I quit my job and now he drives by and visits my house and new workplace a lot.
Unfortunately, I had an affair with this person more than ten years ago.
I realized that I crossed the line with him.
I also stayed at work after things ended because I couldn't find a job anywhere else.
Now I feel like I should be tracked and there's nothing I can do about it.
I know that the best action is not action, but I get very frustrated, very anxious and want to commit suicide.
My job is part of the "community" and if I face him he decides to retaliate by dragging my name into the mud, I will not be able to continue working in my town. Help. —
Anonymous dear anonymous: you should seek professional help immediately.
If you have a feeling of suicide, you can contact the National lifeline for suicide prevention. org(800)273-
8255 communicate with counselors by phone or online.
You can send text to Crisis Text Line 741741 and ask for help immediately.
In the long run, you should be recommended by a consultant and committed to ongoing treatment.
You should not be followed and scared. No one does!
I don't think "the best thing to do is not to act.
"The best action is to take back some control of your life by valuing your own safety and security, by understanding that you have the right to live your life freely and safely.
If you feel empowered, some of your anxiety and depression may be relieved.
Improve your safety at home by installing outdoor lighting and camera systems.
You should make sure that people in your new workplace are aware of this.
The license plate number, brand, model and color of the vehicle are provided.
Their consciousness will help you feel (and be)more secure.
You don't need to disclose your previous and long-term
Nor should you take any responsibility for his actions.
Record in detail and accurately any time you see his car outside the house or workplace.
Seeking a protection order will help to inform the person that he must keep a distance.
Call the police and ask them to make a report.
Don't face this person directly or communicate with him.
Aloha Amy: if a family member is a male caregiver to our mother, which public restroom does he need to take her?
Our mother is legally blind and needs some help.
We just don't want to have any problems due to the limited number of family restrooms.
Thank you in advance for letting our hearts rest.

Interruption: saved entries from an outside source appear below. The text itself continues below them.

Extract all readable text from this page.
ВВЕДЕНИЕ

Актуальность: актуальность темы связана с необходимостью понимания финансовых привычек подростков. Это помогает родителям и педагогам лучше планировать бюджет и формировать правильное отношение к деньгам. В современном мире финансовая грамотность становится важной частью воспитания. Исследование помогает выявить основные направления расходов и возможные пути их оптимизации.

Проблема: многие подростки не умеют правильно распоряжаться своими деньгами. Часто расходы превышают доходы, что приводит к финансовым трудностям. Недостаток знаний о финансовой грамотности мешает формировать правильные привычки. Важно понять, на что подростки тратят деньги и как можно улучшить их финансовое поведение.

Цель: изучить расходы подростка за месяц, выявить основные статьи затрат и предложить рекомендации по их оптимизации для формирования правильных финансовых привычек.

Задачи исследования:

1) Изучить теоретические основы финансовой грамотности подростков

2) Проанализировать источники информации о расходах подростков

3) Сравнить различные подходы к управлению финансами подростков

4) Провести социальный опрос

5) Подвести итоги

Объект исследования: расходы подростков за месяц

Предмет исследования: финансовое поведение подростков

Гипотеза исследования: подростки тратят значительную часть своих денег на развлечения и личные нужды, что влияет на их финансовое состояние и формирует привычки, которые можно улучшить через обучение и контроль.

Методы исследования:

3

We care about kupununa in Hawaii ". —
KAloha K: No hardand-
Quick rules on this, so I will rely on my own experience as a regular visitor to the public women's restroom (
Occasionally, men will also be used.
But this is another story of another day).
A man's restroom may get a woman lost, and I don't think your mother would like to use the restroom.
So do what she likes.
There are always separate booths in the women's toilets.
The public area is only used for washing hands, grooming and adjusting the buttocks.
Nothing particularly personal is that a gentleman can get into trouble without seeing it.
If a man shouts, "Ladies, I want to bring my mom in to the toilet --can we enter?
"You will ask the woman in the bathroom to raise her head.
You may also meet at least one woman who is more than happy to help her.
If possible, be sure to use the stalls provided for the disabled
The room was much more spacious.
I have helped elderly women many times in the public restroom.
My own experience of taking care of older family members has made me eager to try to help in situations full of challenges or embarrassment --
But this should not be the case.
After all, you kupuna (“elder”)
The need to use a public restroom means she is out and walking and squashed by a loving and responsible relative. This is GREAT.
Dear Amy: The letter "Whipping Boi" raised some concerns for me.
When I read the story of a girlfriend who is very controlling, I suspect you will call it abuse.
Imagine that I was surprised when you did this. Thank you. —
I want this guy to take my advice-to leave.